The desire of animation artists to yank away the chains of childishness is hardly a recent phenomenon. Artists have been pushing against the art form's self-imposed boundaries for decades with attempts at creating animated features for grown-ups dating back to at least the 1950s when director John Hubley tried to produce an adaptation of the racially-charged Broadway musical Finian's Rainbow and progressive animation studio United Productions of America unsuccessfully attempted to adapt James Thurber's stories into a feature.

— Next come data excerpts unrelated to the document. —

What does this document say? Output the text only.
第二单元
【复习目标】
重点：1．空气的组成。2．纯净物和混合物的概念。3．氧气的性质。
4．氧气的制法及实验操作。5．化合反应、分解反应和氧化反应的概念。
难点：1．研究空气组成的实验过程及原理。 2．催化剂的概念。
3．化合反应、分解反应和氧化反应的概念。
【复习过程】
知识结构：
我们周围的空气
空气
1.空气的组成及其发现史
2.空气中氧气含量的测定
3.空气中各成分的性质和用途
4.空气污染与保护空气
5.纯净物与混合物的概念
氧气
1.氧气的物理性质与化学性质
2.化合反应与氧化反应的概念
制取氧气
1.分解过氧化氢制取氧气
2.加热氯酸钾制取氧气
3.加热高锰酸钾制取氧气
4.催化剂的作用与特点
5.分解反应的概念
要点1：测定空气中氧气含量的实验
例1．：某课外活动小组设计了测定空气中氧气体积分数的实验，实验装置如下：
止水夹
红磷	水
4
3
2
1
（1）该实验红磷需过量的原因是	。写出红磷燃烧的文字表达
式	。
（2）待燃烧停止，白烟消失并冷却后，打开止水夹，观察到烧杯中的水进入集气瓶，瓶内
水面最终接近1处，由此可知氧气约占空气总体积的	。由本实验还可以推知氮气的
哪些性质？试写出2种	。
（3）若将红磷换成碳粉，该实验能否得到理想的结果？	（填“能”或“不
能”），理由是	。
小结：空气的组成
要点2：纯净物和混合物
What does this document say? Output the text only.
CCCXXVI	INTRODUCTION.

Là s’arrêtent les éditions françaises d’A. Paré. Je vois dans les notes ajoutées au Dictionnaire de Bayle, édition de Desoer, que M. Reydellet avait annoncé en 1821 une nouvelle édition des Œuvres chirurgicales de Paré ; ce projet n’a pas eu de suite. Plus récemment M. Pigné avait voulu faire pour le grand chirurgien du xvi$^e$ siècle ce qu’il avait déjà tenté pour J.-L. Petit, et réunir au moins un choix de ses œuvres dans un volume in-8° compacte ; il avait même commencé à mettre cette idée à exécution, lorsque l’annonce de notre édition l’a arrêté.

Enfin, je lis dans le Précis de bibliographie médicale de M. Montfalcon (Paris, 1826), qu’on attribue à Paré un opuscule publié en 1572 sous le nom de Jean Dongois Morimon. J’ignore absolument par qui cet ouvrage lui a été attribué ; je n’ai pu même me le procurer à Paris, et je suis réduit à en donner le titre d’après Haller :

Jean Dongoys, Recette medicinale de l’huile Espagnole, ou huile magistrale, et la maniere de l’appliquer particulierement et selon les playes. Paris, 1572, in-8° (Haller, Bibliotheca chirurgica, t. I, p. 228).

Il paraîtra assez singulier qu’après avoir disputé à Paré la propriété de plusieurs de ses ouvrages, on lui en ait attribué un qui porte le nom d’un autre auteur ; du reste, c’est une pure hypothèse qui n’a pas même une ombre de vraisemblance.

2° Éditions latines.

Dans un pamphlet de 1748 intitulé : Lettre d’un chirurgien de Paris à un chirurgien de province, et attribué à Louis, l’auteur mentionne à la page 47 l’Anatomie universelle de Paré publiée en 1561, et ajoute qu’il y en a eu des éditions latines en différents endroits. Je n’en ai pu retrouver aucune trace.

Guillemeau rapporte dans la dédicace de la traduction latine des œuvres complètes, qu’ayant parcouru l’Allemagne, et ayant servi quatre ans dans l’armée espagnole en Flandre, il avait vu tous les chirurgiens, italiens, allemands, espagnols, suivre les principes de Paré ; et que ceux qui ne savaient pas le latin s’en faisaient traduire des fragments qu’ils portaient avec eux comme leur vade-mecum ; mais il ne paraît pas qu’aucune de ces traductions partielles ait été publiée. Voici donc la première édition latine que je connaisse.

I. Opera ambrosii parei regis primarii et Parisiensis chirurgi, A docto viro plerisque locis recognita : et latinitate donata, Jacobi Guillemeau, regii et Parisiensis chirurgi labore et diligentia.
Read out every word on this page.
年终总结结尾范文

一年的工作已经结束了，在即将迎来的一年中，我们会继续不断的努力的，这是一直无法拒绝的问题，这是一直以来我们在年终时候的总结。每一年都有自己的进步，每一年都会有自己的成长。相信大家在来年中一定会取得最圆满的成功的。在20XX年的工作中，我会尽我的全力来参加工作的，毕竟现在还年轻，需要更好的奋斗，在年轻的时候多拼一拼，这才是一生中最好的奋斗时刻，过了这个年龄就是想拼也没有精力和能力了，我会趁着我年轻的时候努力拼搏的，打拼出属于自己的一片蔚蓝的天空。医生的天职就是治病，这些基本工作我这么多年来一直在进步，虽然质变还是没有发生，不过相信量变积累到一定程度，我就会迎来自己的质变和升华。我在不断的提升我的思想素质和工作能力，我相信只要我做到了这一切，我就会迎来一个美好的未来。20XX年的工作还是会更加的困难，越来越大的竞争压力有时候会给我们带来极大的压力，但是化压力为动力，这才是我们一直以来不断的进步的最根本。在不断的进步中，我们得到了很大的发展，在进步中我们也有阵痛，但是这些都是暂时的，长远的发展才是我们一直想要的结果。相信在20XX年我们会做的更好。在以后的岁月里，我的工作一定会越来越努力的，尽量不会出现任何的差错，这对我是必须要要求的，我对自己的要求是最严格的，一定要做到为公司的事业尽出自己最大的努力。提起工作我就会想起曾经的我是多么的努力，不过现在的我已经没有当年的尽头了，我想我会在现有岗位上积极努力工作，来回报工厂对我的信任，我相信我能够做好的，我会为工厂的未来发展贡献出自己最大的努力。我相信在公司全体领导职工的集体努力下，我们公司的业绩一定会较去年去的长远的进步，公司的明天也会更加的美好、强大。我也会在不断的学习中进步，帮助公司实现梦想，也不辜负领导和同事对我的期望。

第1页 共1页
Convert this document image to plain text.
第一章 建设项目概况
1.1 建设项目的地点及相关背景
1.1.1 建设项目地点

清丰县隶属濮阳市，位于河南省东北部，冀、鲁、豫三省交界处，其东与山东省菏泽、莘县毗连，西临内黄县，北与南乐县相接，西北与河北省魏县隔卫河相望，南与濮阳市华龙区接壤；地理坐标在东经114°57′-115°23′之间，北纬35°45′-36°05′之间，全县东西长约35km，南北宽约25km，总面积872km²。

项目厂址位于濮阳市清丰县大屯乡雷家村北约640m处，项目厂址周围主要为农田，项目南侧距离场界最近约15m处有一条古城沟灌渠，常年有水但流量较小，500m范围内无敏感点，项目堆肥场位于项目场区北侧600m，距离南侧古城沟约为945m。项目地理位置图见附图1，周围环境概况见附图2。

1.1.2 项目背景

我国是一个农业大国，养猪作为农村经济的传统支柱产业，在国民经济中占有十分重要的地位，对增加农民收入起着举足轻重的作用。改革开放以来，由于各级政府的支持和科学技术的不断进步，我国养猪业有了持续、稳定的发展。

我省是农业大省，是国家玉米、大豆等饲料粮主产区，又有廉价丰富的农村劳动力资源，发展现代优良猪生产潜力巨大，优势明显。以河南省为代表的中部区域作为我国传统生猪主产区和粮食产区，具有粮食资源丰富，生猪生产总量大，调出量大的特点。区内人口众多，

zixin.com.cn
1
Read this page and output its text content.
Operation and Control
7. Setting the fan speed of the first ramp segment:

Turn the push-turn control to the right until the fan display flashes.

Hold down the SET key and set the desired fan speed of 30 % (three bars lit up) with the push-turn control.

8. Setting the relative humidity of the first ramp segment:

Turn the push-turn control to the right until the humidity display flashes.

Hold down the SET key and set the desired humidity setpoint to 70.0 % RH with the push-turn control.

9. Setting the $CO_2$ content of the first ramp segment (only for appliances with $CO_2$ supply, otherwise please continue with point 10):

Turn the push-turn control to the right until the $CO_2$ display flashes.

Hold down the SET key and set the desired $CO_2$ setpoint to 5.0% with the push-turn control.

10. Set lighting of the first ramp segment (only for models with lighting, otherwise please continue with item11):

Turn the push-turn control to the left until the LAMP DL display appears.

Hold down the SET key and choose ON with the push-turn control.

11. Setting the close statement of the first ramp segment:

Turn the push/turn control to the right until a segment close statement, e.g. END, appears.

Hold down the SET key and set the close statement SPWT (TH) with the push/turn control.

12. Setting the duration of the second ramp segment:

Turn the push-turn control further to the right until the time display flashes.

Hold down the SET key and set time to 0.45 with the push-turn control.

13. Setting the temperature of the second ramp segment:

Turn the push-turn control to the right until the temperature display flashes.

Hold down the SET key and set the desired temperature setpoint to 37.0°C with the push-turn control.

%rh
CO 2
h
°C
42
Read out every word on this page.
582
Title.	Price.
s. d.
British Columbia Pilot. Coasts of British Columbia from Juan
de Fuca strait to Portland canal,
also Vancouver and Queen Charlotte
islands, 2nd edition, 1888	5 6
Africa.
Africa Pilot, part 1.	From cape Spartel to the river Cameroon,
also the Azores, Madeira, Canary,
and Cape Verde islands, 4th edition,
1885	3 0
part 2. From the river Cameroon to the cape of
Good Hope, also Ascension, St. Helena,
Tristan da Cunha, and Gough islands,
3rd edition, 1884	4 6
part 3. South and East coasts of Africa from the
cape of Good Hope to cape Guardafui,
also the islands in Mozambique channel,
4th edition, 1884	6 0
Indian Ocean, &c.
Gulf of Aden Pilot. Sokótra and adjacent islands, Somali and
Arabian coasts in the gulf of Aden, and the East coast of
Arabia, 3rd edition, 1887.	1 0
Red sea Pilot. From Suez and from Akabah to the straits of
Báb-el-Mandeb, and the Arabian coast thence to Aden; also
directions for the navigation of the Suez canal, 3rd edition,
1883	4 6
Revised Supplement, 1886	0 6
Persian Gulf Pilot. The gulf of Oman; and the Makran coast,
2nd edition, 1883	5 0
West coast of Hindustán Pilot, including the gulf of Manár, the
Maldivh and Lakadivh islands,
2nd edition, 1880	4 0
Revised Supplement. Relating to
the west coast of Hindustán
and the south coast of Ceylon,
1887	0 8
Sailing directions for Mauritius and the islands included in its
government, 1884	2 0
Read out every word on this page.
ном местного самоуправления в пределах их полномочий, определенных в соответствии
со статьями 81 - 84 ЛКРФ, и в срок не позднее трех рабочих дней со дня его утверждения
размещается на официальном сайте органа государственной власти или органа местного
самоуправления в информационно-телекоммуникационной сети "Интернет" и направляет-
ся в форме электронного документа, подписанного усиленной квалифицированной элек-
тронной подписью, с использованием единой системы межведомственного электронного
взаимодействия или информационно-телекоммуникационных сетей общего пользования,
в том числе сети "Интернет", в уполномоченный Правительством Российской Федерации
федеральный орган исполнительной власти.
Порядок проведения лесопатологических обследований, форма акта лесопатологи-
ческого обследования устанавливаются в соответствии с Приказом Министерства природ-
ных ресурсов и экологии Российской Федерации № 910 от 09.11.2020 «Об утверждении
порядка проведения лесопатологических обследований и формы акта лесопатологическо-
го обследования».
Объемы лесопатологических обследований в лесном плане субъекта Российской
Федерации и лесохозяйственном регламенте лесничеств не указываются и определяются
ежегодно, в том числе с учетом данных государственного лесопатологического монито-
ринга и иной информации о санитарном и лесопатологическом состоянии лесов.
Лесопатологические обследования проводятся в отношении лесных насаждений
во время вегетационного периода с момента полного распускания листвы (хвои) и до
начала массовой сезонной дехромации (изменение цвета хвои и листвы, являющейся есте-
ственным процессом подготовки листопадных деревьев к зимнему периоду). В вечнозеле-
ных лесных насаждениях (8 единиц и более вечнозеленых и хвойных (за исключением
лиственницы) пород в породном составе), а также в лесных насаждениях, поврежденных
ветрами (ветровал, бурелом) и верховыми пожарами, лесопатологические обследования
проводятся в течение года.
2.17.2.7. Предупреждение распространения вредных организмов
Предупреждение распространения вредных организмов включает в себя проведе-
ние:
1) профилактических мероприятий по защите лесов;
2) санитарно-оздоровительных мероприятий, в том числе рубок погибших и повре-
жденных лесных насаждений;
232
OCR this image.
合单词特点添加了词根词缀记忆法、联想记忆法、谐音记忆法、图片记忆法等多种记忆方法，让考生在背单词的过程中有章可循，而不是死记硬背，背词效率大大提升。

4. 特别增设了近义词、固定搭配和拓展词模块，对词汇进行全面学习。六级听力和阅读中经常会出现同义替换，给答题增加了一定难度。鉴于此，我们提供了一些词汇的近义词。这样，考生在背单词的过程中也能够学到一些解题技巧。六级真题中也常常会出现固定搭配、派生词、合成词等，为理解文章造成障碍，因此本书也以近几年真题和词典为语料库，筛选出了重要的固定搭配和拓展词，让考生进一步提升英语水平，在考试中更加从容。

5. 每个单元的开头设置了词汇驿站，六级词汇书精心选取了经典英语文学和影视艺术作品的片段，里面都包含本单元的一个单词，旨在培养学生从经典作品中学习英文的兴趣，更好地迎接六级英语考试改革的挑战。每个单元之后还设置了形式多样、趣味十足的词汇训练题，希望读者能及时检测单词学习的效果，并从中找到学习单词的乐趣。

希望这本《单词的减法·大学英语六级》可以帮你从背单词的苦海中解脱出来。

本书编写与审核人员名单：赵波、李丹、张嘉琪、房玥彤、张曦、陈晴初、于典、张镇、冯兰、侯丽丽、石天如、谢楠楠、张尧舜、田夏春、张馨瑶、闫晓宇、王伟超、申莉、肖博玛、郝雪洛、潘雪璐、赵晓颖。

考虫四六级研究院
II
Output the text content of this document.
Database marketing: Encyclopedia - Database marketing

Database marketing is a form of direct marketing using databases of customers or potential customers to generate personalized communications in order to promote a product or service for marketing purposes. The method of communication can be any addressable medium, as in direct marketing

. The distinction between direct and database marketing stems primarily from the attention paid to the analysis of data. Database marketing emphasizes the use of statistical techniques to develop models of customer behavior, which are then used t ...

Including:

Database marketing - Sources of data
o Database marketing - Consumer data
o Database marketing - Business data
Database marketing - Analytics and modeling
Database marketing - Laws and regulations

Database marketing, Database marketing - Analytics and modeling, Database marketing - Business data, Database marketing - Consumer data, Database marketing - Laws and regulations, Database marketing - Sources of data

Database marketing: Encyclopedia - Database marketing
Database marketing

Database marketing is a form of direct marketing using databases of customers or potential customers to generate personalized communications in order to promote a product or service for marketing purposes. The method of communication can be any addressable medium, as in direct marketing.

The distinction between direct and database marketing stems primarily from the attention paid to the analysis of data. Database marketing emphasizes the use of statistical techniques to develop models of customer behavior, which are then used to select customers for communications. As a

The average moviegoer can be forgiven for assuming that this is an art form aimed at children. Cartoon imagery is one of the most accessible forms of art and can be enjoyed by both young and old alike. The candy-colored artwork that comprises most animated films is fun and appealing to look, and caricatured and stylized figures cavort across the screen through a visual shorthand of frenzied movements and metamorphic transformations. Historically, in the United States, feature animation has so frequently been mistaken as a children's medium limited to fairy tales and musicals that the issue has become a sore point for many of the field's leading creators. Director Brad Bird (The Incredibles, Ratatouille) frequently corrects interviewers who refer to animation as a genre instead of a medium, and on a recent DVD commentary went so far as to threaten to punch the next person who misidentified the art form.

Feature animation aside, however, artists have been exploring the storytelling possibilities in animation since its earliest days. A silent cartoon star like Felix the Cat often dealt with issues as adult as unemployment and infidelity, while the early Betty Boop shorts produced by the Fleischers are slathered with sexual tension reflective of the rapidly changing role of women in 1930s American society.

John Hubley

John Hubley

Adult overtones are pervasive throughout short-form animation during Hollywood's Golden Age. Terrytoons explored domestic strife (the John Doormat cartoon series) and neurosis (Flebus), Tex Avery explored sex at MGM (Red Hot Riding Hood, Wild and Wolfy, and many others) and UPA offered up murderous lovers (Rooty Toot Toot) and adaptations of Poe and Thurber (The Tell-Tale Heart and The Unicorn in the Garden, respectively).

There are no simplistic answers as to why animated features did not develop at the pace of their short-form counterparts, but part of the answer lies in this fact: twenty-one of the first twenty-five animated features produced in the United States were created by Walt Disney and his studio. It would not be a stretch to suggest that his success not only influenced the direction of animated features, but that it dictated the art form's development for the better part of the twentieth century. Whereas live action audiences could choose between the suspense of Hitchcock, the sarcastic bite of Wilder, the rugged splendor of Ford or the wit of Sturges, feature animation has for decades been limited to the family-approved confines of the Disney brand.

The art form came tantalizingly close to shedding its kiddie skin in 1953 when animation visionary John Hubley attempted to create an animated adaptation of the Broadway musical Finian's Rainbow. Hubley purposely chose challenging subject matter – a play that addressed touchy aspects of politics, race and social class – and he put together an A-list crew of designers and animators including Paul Julian, Aurelius Battaglia, Art Babbitt, Bill Littlejohn and Bill Tytla. The soundtrack was equally novel for an animated feature with songs recorded by Frank Sinatra, Ella Fitzgerald, Louis Armstrong and Oscar Peterson, and voices by Barry Fitzgerald, David Wayne and Ella Logan. He was seemingly on his way to producing a groundbreaking animated film.